Elhasıl: Hakikat-ı ihlas, benim için şan ü şerefe ve maddî ve manevî rütbelere vesile olabilen şeylerden beni men’ediyor. Hizmet-i Nuriyeye gerçi büyük zarar olur; fakat kemmiyet keyfiyete nisbeten ehemmiyetsiz olduğundan, hâlis bir hâdim olarak, hakikat-ı ihlas ile, herşeyin fevkinde hakaik-i imaniyeyi on adama ders vermek, büyük bir kutbiyetle binler adamı irşad etmekten daha ehemmiyetli görüyorum.
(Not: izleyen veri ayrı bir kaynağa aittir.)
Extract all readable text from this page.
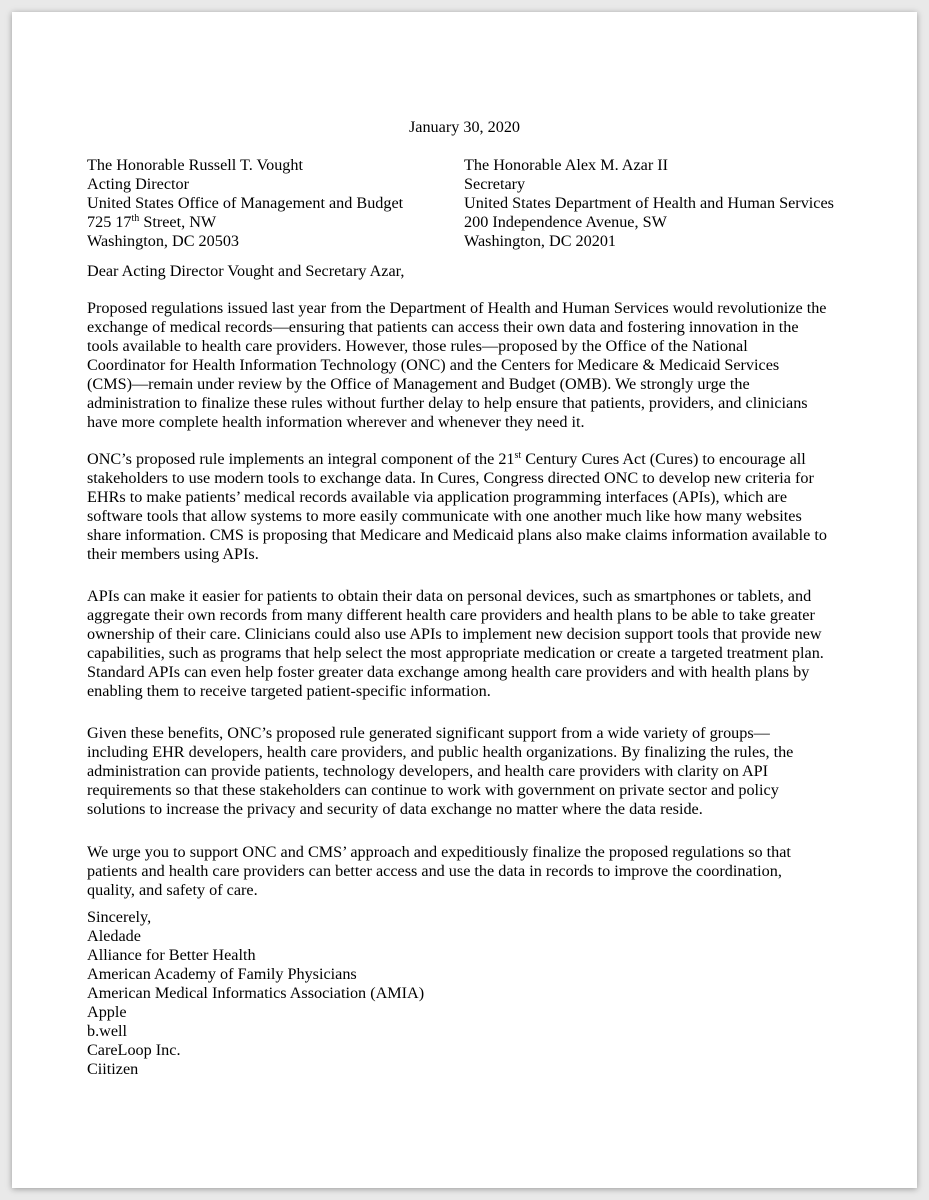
January 30, 2020
The Honorable Russell T. Vought
Acting Director
United States Office of Management and Budget
725 17th Street, NW
Washington, DC 20503
The Honorable Alex M. Azar II
Secretary
United States Department of Health and Human Services
200 Independence Avenue, SW
Washington, DC 20201
Dear Acting Director Vought and Secretary Azar,
Proposed regulations issued last year from the Department of Health and Human Services would revolutionize the
exchange of medical records—ensuring that patients can access their own data and fostering innovation in the
tools available to health care providers. However, those rules—proposed by the Office of the National
Coordinator for Health Information Technology (ONC) and the Centers for Medicare & Medicaid Services
(CMS)—remain under review by the Office of Management and Budget (OMB). We strongly urge the
administration to finalize these rules without further delay to help ensure that patients, providers, and clinicians
have more complete health information wherever and whenever they need it.
ONC’s proposed rule implements an integral component of the 21st Century Cures Act (Cures) to encourage all
stakeholders to use modern tools to exchange data. In Cures, Congress directed ONC to develop new criteria for
EHRs to make patients’ medical records available via application programming interfaces (APIs), which are
software tools that allow systems to more easily communicate with one another much like how many websites
share information. CMS is proposing that Medicare and Medicaid plans also make claims information available to
their members using APIs.
APIs can make it easier for patients to obtain their data on personal devices, such as smartphones or tablets, and
aggregate their own records from many different health care providers and health plans to be able to take greater
ownership of their care. Clinicians could also use APIs to implement new decision support tools that provide new
capabilities, such as programs that help select the most appropriate medication or create a targeted treatment plan.
Standard APIs can even help foster greater data exchange among health care providers and with health plans by
enabling them to receive targeted patient-specific information.
Given these benefits, ONC’s proposed rule generated significant support from a wide variety of groups—
including EHR developers, health care providers, and public health organizations. By finalizing the rules, the
administration can provide patients, technology developers, and health care providers with clarity on API
requirements so that these stakeholders can continue to work with government on private sector and policy
solutions to increase the privacy and security of data exchange no matter where the data reside.
We urge you to support ONC and CMS’ approach and expeditiously finalize the proposed regulations so that
patients and health care providers can better access and use the data in records to improve the coordination,
quality, and safety of care.
Sincerely,
Aledade
Alliance for Better Health
American Academy of Family Physicians
American Medical Informatics Association (AMIA)
Apple
b.well
CareLoop Inc.
Ciitizen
Çünki o on adam, tam o hakikatı herşeyin fevkinde gördüklerinden sebat edip, o çekirdekler hükmünde olan kalbleri, birer ağaç olabilirler. Fakat o binler adam, dünyadan ve felsefeden gelen şübheler ve vesveseler ile, o kutbun derslerini hususî makamından ve hususî hissiyatından geliyor nazarıyla bakıp, mağlub olarak dağılabilirler. Bu mana için hizmetkârlığı, makamatlara tercih ediyorum.
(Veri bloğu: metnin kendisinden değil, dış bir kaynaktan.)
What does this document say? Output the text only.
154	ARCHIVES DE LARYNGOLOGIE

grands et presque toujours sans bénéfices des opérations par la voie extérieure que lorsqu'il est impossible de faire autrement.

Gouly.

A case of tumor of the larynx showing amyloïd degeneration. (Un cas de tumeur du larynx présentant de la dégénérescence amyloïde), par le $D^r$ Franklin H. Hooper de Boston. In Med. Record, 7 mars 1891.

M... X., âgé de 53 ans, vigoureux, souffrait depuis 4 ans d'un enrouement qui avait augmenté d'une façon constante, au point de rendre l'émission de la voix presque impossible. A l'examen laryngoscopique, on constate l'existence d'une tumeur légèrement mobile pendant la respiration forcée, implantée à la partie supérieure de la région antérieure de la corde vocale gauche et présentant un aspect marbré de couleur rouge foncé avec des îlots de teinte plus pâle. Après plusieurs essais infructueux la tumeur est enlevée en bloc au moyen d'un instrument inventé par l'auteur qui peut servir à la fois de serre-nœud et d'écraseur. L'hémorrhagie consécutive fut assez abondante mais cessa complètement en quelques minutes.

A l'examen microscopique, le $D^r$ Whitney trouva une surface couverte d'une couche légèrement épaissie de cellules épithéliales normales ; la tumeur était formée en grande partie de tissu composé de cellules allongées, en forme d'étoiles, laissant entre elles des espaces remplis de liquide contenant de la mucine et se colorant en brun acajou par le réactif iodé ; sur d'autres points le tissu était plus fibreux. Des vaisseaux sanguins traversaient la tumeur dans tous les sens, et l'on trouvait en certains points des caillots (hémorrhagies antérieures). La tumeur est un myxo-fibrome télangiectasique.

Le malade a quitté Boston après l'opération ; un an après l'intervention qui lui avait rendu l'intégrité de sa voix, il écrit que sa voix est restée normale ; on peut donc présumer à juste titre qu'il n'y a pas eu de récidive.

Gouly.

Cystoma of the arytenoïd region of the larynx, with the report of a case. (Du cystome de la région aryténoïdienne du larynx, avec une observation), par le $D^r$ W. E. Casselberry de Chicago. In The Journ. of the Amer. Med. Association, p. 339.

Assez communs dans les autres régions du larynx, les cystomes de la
Hattâ bu defa bana beş vecihle kanunsuz, bayramda, düşmanlarımın plânıyla bana ihanet eden o malûm adama şimdilik bir bela gelmesin diye telaş ettim. Çünki mes’ele şaşaalandığı için, doğrudan doğruya avam-ı nâs bana makam verip hârika bir keramet sayabilirler diye, dedim: “Ya Rabbi, bunu ıslah et veya cezasını ver. Fakat böyle kerametvari bir surette olmasın.” Bu münasebetle bir şeyi beyan edeceğim. Şöyle ki:

Bu defa mahkemeden bana teslim olunan talebelerin mektubları içinde, çok imzalar üstünde bulunan bir mektub gördüm; belki Lâhika’ya girmiş. Risale-i Nur’un şakirdlerinin maişet cihetindeki bereketine ve bazıların tokatlarına dairdi. Burada, aynen Kastamonu’daki tokat yiyenler gibi şübhe kalmamış; beş adam, aynen burada da tokat yediler. (*)
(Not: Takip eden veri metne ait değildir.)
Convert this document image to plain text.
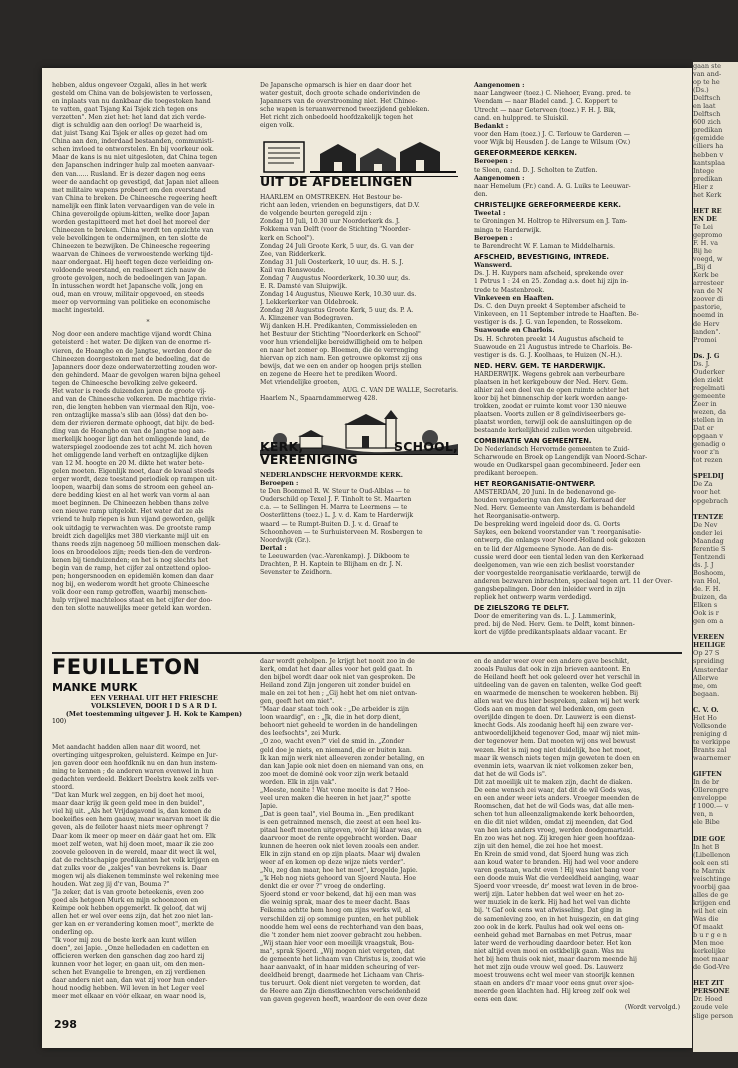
hebben, aldus ongeveer Ozgaki, alles in het werk
gesteld om China van de bolsjewisten te verlossen,
en inplaats van nu dankbaar die toegestoken hand
te vatten, gaat Tsjang Kai Tsjek zich tegen ons
verzetten". Men ziet het: het land dat zich verde-
digt is schuldig aan den oorlog! De waarheid is,
dat juist Tsang Kai Tsjek er alles op gezet had om
China aan den, inderdaad bestaanden, communisti-
schen invloed te ontworstelen. En bij voorkeur ook.
Maar de kans is nu niet uitgesloten, dat China tegen
den Japanschen indringer hulp zal moeten aanvaar-
den van...... Rusland. Er is dezer dagen nog eens
weer de aandacht op gevestigd, dat Japan niet alleen
met militaire wapens probeert om den overstand
van China te breken. De Chineesche regeering heeft
namelijk een flink laten vervaardigen van de vele in
China geveroilgde opium-kitten, welke door Japan
worden gestapitteerd met het doel het moreel der
Chineezen te breken. China wordt ten opzichte van
vele bevolkingen te ondermijnen, en ten slotte de
Chineezen te bezwijken. De Chineesche regeering
waarvan de Chinees de verwoestende werking tijd-
naar ondergaat. Hij heeft tegen deze verleiding on-
voldoende weerstand, en realiseert zich nauw de
groote gevolgen, noch de bedoelingen van Japan.
In intusschen wordt het Japansche volk, jong en
oud, man en vrouw, militair opgevoed, en steeds
meer op vervorming van politieke en economische
macht ingesteld.
*
Nog door een andere machtige vijand wordt China
geteisterd : het water. De dijken van de enorme ri-
vieren, de Hoangho en de Jangtse, werden door de
Chineezen doorgestoken met de bedoeling, dat de
Japanners door deze onderwaterzetting zouden wor-
den gehinderd. Maar de gevolgen waren bijna geheel
tegen de Chineesche bevolking zelve gekeerd.
Het water is reeds duizenden jaren de groote vij-
and van de Chineesche volkeren. De machtige rivie-
ren, die lengten hebben van viermaal den Rijn, voe-
ren ontzaglijke massa's slib aan (löss) dat den bo-
dem der rivieren dermate ophoogt, dat bijv. de bed-
ding van de Hoangho en van de Jangtse nog aan-
merkelijk hooger ligt dan het omliggende land, de
waterspiegel zoodoende zes tot acht M. zich hoven
het omliggende land verheft en ontzaglijke dijken
van 12 M. hoogte en 20 M. dikte het water bete-
gelen moeten. Eigenlijk moet, daar de kwaal steeds
erger wordt, deze toestand periodiek op rampen uit-
loopen, waarbij dan soms de stroom een geheel an-
dere bedding kiest en al het werk van vorm al aan
moet beginnen. De Chineezen hebben thans zelve
een nieuwe ramp uitgelokt. Het water dat ze als
vriend te hulp riepen is hun vijand geworden, gelijk
ook uitdagig te verwachten was. De grootste ramp
breidt zich dagelijks met 380 vierkante mijl uit en
thans reeds zijn nagenoeg 50 millioen menschen dak-
loos en broodeloos zijn; reeds tien-den de verdron-
kenen bij tienduizenden; en het is nog slechts het
begin van de ramp, het cijfer zal ontzettend oploo-
pen; hongersnooden en epidemiën komen dan daar
nog bij, en wederom wordt het groote Chineesche
volk door een ramp getroffen, waarbij menschen-
hulp vrijwel machteloos staat en het cijfer der doo-
den ten slotte nauwelijks meer geteld kan worden.
De Japansche opmarsch is hier en daar door het
water gestuit, doch groote schade onderivinden de
Japanners van de overstrooming niet. Het Chinee-
sche wapen is teruanwerrenod tweezijdend gebleken.
Het richt zich onbedoeld hoofdzakelijk tegen het
eigen volk.
UIT DE AFDEELINGEN
HAARLEM en OMSTREKEN. Het Bestour be-
richt aan leden, vrienden en begunstigers, dat D.V.
de volgende beurten geregeld zijn :
Zondag 10 Juli, 10.30 uur Noorderkerk ds. J.
Fokkema van Delft (voor de Stichting "Noorder-
kerk en School").
Zondag 24 Juli Groote Kerk, 5 uur, ds. G. van der
Zee, van Ridderkerk.
Zondag 31 Juli Oosterkerk, 10 uur, ds. H. S. J.
Kail van Renswoude.
Zondag 7 Augustus Noorderkerk, 10.30 uur, ds.
E. R. Damsté van Sluipwijk.
Zondag 14 Augustus, Nieuwe Kerk, 10.30 uur. ds.
J. Lekkerkerker van Oldebroek.
Zondag 28 Augustus Groote Kerk, 5 uur, ds. P. A.
A. Klinzener van Bodegraven.
Wij danken H.H. Predikanten, Commissieleden en
het Bestuur der Stichting "Noorderkerk en School"
voor hun vriendelijke bereidwilligheid om te helpen
en naar het zomer op. Bloemen, die de verrenging
hiervan op zich nam. Een getrouwe opkomst zij ons
bewijs, dat we een en ander op hoogen prijs stellen
en zegene de Heere het te prediken Woord.
Met vriendelijke groeten,
AUG. C. VAN DE WALLE, Secretaris.
Haarlem N., Spaarndammerweg 428.
KERK, SCHOOL, VEREENIGING
NEDERLANDSCHE HERVORMDE KERK.
Beroepen :
te Den Boommel R. W. Steur te Oud-Alblas — te
Ouderschild op Texel J. F. Tinholt te St. Maarten
c.a. — te Sellingen H. Marra te Leermens — te
Oosterlittens (toez.) L. J. v. d. Kam te Harderwijk
waard — te Rumpt-Buiten D. J. v. d. Graaf te
Schoonhoven — te Surhuisterveen M. Rosbergen te
Noordwijk (Gr.).
Dertal :
te Leeuwarden (vac.-Varenkamp). J. Dikboom te
Drachten, P. H. Kaptein te Blijham en dr. J. N.
Sevenster te Zeidhorn.
Aangenomen :
naar Langweer (toez.) C. Niehoer, Evang. pred. te
Veendam — naar Bladel cand. J. C. Koppert te
Utrecht — naar Geterveen (toez.) F. H. J. Bik,
cand. en hulppred. te Sluiskil.
Bedankt :
voor den Ham (toez.) J. C. Terlouw te Garderen —
voor Wijk bij Heusden J. de Lange te Wilsum (Ov.)
GEREFORMEERDE KERKEN.
Beroepen :
te Sleen, cand. D. J. Scholten te Zutfen.
Aangenomen :
naar Hemelum (Fr.) cand. A. G. Luiks te Leeuwar-
den.
CHRISTELIJKE GEREFORMEERDE KERK.
Tweetal :
te Groningen M. Holtrop te Hilversum en J. Tam-
minga te Harderwijk.
Beroepen :
te Barendrecht W. F. Laman te Middelharnis.
AFSCHEID, BEVESTIGING, INTREDE.
Wanswerd.
Ds. J. H. Kuypers nam afscheid, sprekende over
1 Petrus 1 : 24 en 25. Zondag a.s. doet hij zijn in-
trede te Mastenbroek.
Vinkeveen en Haaften.
Ds. C. den Duyn preekt 4 September afscheid te
Vinkeveen, en 11 September intrede te Haaften. Be-
vestiger is ds. J. G. van Iependen, te Rossekom.
Suawoude en Charlois.
Ds. H. Schroten preekt 14 Augustus afscheid te
Suawoude en 21 Augustus intrede te Charlois. Be-
vestiger is ds. G. J. Koolhaas, te Huizen (N.-H.).
NED. HERV. GEM. TE HARDERWIJK.
HARDERWIJK. Wegens gebrek aan verbeurbare
plaatsen in het kerkgebouw der Ned. Herv. Gem.
alhier zal een deel van de open ruimte achter het
koor bij het binnenschip der kerk worden aange-
trokken, zoodat er ruimte komt voor 130 nieuwe
plaatsen. Voorts zullen er 8 geïndiviseerbers ge-
plaatst worden, terwijl ook de aansluitingen op de
bestaande kerkelijkheid zullen worden uitgebreid.
COMBINATIE VAN GEMEENTEN.
De Nederlandsch Hervormde gemeenten te Zuid-
Scharwoude en Broek op Langendijk van Noord-Schar-
woude en Oudkarspel gaan gecombineerd. Jeder een
predikant beroepen.
HET REORGANISATIE-ONTWERP.
AMSTERDAM, 20 Juni. In de bedenavond ge-
houden vergadering van den Alg. Kerkeraad der
Ned. Herv. Gemeente van Amsterdam is behandeld
het Reorganisatie-ontwerp.
De bespreking werd ingeleid door ds. G. Oorts
Saykes, een bekend voorstander van 't reorganisatie-
ontwerp, die onlangs voor Noord-Holland ook gekozen
en te lid der Algemeene Synode. Aan de dis-
cussie werd door een tiental leden van den Kerkeraad
deelgenomen, van wie een zich beslist voorstander
der voorgestelde reorganisatie verklaarde, terwijl de
anderen bezwaren inbrachten, speciaal tegen art. 11 der Over-
gangsbepalingen. Door den inleider werd in zijn
repliek het ontwerp warm verdedigd.
DE ZIELSZORG TE DELFT.
Door de emeritering van ds. L. J. Lammerink,
pred. bij de Ned. Herv. Gem. te Delft, komt binnen-
kort de vijfde predikantsplaats aldaar vacant. Er
FEUILLETON
MANKE MURK
EEN VERHAAL UIT HET FRIESCHE
VOLKSLEVEN, DOOR I D S A R D I.
(Met toestemming uitgever J. H. Kok te Kampen)
100)
Met aandacht hadden allen naar dit woord, net
overtinging uitgesproken, geluisterd. Keimpe en Jur-
jen gaven door een hoofdknik nu en dan hun instem-
ming te kennen ; de anderen waren evenwel in hun
gedachten verdeeld. Bekkert Deelstra keek zelfs ver-
stoord.
"Dat kan Murk wel zeggen, en bij doet het mooi,
maar daar krijg ik geen geld mee in den buidel",
viel hij uit. „Als het Vrijdagavond is, dan komen de
boekeifies een hem gaauw, maar waarvan moet ik die
geven, als de feiloter haast niets meer ophrengt ?
Daar kom ik meer op meer en dáár gaat het om. Elk
moet zelf weten, wat hij doen moet, maar ik zie zoo
zoovele gelooven in de wereld, maar dit wect ik wel,
dat de rechtschapige predikanten het volk krijgen en
dat zulks voor de „zakjes" van bevrekens is. Daar
mogen wij als diakenen temminste wel rekening mee
houden. Wat zeg jij d'r van, Bouma ?"
"Ja zeker, dat is van groote beteekenis, even zoo
goed als hetgeen Murk en mijn schoonzoon en
Keimpe ook hebben opgemerkt. Ik geloof, dat wij
allen het er wel over eens zijn, dat het zoo niet lan-
ger kan en er verandering komen moet", merkte de
onderling op.
"Ik voor mij zou de beste kerk aan kunt willen
doen", zei Japie. „Onze helledaden en cadetten en
officieren werken den ganschen dag zoo hard zij
kunnen voor het leger, en gaan uit, om den men-
schen het Evangelie te brengen, en zij verdienen
daar anders niet aan, dan wat zij voor hun onder-
houd noodig hebben. Wil leven in het Leger veel
meer met elkaar en vóór elkaar, en waar nood is,
daar wordt geholpen. Je krijgt het nooit zoo in de
kerk, omdat het daar alles voor het geld gaat. In
den bijbel wordt daar ook niet van gesproken. De
Heiland zond Zijn jongeren uit zonder buidel en
male en zei tot hen ; „Gij hebt het om niet ontvan-
gen, geeft het om niet".
"Maar daar staat toch ook : „De arbeider is zijn
loon waardig", en : „Jk, die in het dorp dient,
behoort niet geheeld te worden in de handelingen
des leefsochts", zei Murk.
„O zoo, wacht even?" viel de smid in. „Zonder
geld doe je niets, en niemand, die er buiten kan.
Ik kan mijn werk niet alleeveren zonder betaling, en
dan kan Japie ook niet doen en niemand van ons, en
zoo moet de dominé ook voor zijn werk betaald
worden. Elk in zijn vak".
„Meeste, nonite ! Wat vone moeite is dat ? Hoe-
veel uren maken die heeren in het jaar,?" spotte
Japie.
„Dat is geen taal", viel Bouma in. „Een predikant
is een getrainned mensch, die zeest at een heel ku-
pitaal heeft moeten uitgeven, vóór hij klaar was, en
daarvoor moet de rente opgebracht worden. Daar
kunnen de heeren ook niet leven zooals een ander.
Elk in zijn stand en op zijn plaats. Maar wij dwalen
weer af en komen op deze wijze niets verder".
„Nu, zeg dan maar, hoe het moet", krogelde Japie.
„'k Heb nog niets gehoord van Sjoerd Nauta. Hoe
denkt die er over ?" vroeg de onderling.
Sjoerd stond er voor bekend, dat hij een man was
die weinig sprak, maar des te meer dacht. Baas
Feikema achtte hem hoog om zijns werks wil, al
verschilden zij op sommige punten, en het publiek
noodde hem wel eens de rechterhand van den baas,
die 't zonder hem niet zoover gebracht zou hebben.
„Wij staan hier voor een moeilijk vraagstuk, Bou-
ma", sprak Sjoerd. „Wij mogen niet vergeten, dat
de gemeente het lichaam van Christus is, zoodat wie
haar aanvaakt, of in haar midden scheuring of ver-
deeldheid brengt, daarmede het Lichaam van Chris-
tus teruurt. Ook dient niet vergeten te worden, dat
de Heere aan Zijn dienstknechten verscheidenheid
van gaven gegeven heeft, waardoor de een over deze
en de ander weer over een andere gave beschikt,
zooals Paulus dat ook in zijn brieven aantoont. En
de Heiland heeft het ook geleerd over het verschil in
uitdeeling van de gaven en talenten, welke God geeft
en waarmede de menschen te woekeren hebben. Bij
allen wat we dus hier bespreken, zaken wij het werk
Gods aan en mogen dat wel bedenken, om geen
overijlde dingen te doen. Dr. Lauwerz is een dienst-
knecht Gods. Als zoodanig heeft hij een zware ver-
antwoordelijkheid tegenover God, maar wij niet min-
der tegenover hem. Dat moeten wij ons wel bewust
wezen. Het is mij nog niet duidelijk, hoe het moet,
maar ik wensch niets tegen mijn geweten te doen en
evenmin iets, waarvan ik niet volkomen zeker ben,
dat het de wil Gods is".
Dit zat moeilijk uit te maken zijn, dacht de diaken.
De eene wensch zei waar, dat dit de wil Gods was,
en een ander weer iets anders. Vroeger meenden de
Roomschen, dat het de wil Gods was, dat alle men-
schen tot hun alleenzaligmakende kerk behoorden,
en die dit niet wilden, omdat zij meenden, dat God
van hen iets anders vroeg, werden doodgemarteld.
En zoo was het nog. Zij kregen hier geen hoofdzaa-
zijn uit den hemel, die zei hoe het moest.
En Krein de smid vond, dat Sjoerd hung was zich
aan koud water te branden. Hij had wel voor andere
varen gestaan, wacht even ! Hij was niet bang voor
een doode muis Wat die verdeeldheid aanging, waar
Sjoerd voor vreesde, dr' moest wat leven in de broe-
werij zijn. Later hebben dat wel weer en het zo-
wer muziek in de kerk. Hij had het wel van dichte
bij. 't Gaf ook eens wat afwisseling. Dat ging in
de samenleving zoo, en in het huisgezin, en dat ging
zoo ook in de kerk. Paulus had ook wel eens on-
eenheid gehad met Barnabas en met Petrus, maar
later werd de verhouding daardoor beter. Het kon
niet altijd even mooi en ostkbelijk gaan. Was nu
het bij hem thuis ook niet, maar daarom meende hij
het met zijn oude vrouw wel goed. Ds. Lauwerz
moest trouwens echt wel meer van stoorijk kennen
staan en anders d'r maar voor eens gnut over sjoe-
meerde geen klachten had. Hij kreeg zelf ook wel
eens een daw.
(Wordt vervolgd.)
298
gaan ste
van and-
op te he
(Ds.)
Delftsch
en laat
Delftsch
600 zich
predikan
(gemidde
ciliers ha
hebben v
kantsplaa
Intege
predikan
Hier z
het Kerk
HET RE
EN DE
Te Lei
gepromo
F. H. va
Bij he
voegd, w
„Bij d
Kerk be
arresteer
van de N
zoover di
pastorie,
noemd in
de Herv
landen".
Promoi
Ds. J. G
Ds. J.
Ouderker
den ziekt
regelmati
gemeente
Zeer in
wezen, da
stellen in
Dat er
opgaan v
genadig o
voor z'n
tot rezen
SPELDIJ
De Za
voor het
opgebrach
TENTZE
De Nev
onder lei
Maandag
ferentie S
Tentzendi
ds. J. J
Boshoom,
van Hol,
de. F. H.
buizen, da
Elken s
Ook is r
gen om a
VEREEN
HEILIGE
Op 27 S
spreiding
Amsterdar
Allerwe
me, om
begaan.
C. V. O.
Het Ho
Volksonde
reniging d
te verkippe
Brants zal
waarnemer
GIFTEN
In de br
Ollerengre
enveloppe
f 1000.— v
ven, n
ele Bibe
DIE GOE
In het B
(Libellenon
ook een sti
te Marnix
veischtinge
voorbij gaa
alles de ge
krijgen end
wil het ein
Was die
Of maakt
b u r g e n
Men moe
kerkelijke
moet maar
de God-Vre
HET ZIT
PERSONE
Dr. Hoed
zoude vele
slige person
Risale-i Nur’un bir kâtibi dedi ki: “Neden dostların kusuratına tokat gelir. Hücum eden düşmanlara bu tarzda gelmiyor?”


Elcevab: Memur olmayan veya hususî, şahsı itibariyle hıyanet eden, hususî tokat yer. Bu nevi vukuat pek çoktur. Ve tam sadakat edenlerde, maişetindeki bereket ve kalbindeki rahat cihetinde ikramlara mazhar olanlar dahi pek çoktur. Eğer memur ise, kanun namına kanunsuz hıyanet eden, ilişen; o memlekete, o bîçare ahaliye bir umumî tokada vesile olur. Ya zelzele, ya yağmursuzluk, ya hastalık, ya fırtına gibi umumî belalara bir vesile olur. Kendisi, zahiren hususî tokat yememiş gibi görünüyor.

Hem eğer dinsizlik hesabına, imanî hizmetimize ilişenler olsa اَلظُّلْمُ لاَ يَدُومُ وَالْكُفْرُ يَدُومُ kaidesince, küfür derecesine giren öylelerin zulümleri -büyük olduğu için- âhirete te’hir edilir; ekseriyetçe küçük zulümler gibi cezaları dünyaca ta’cil edilmez.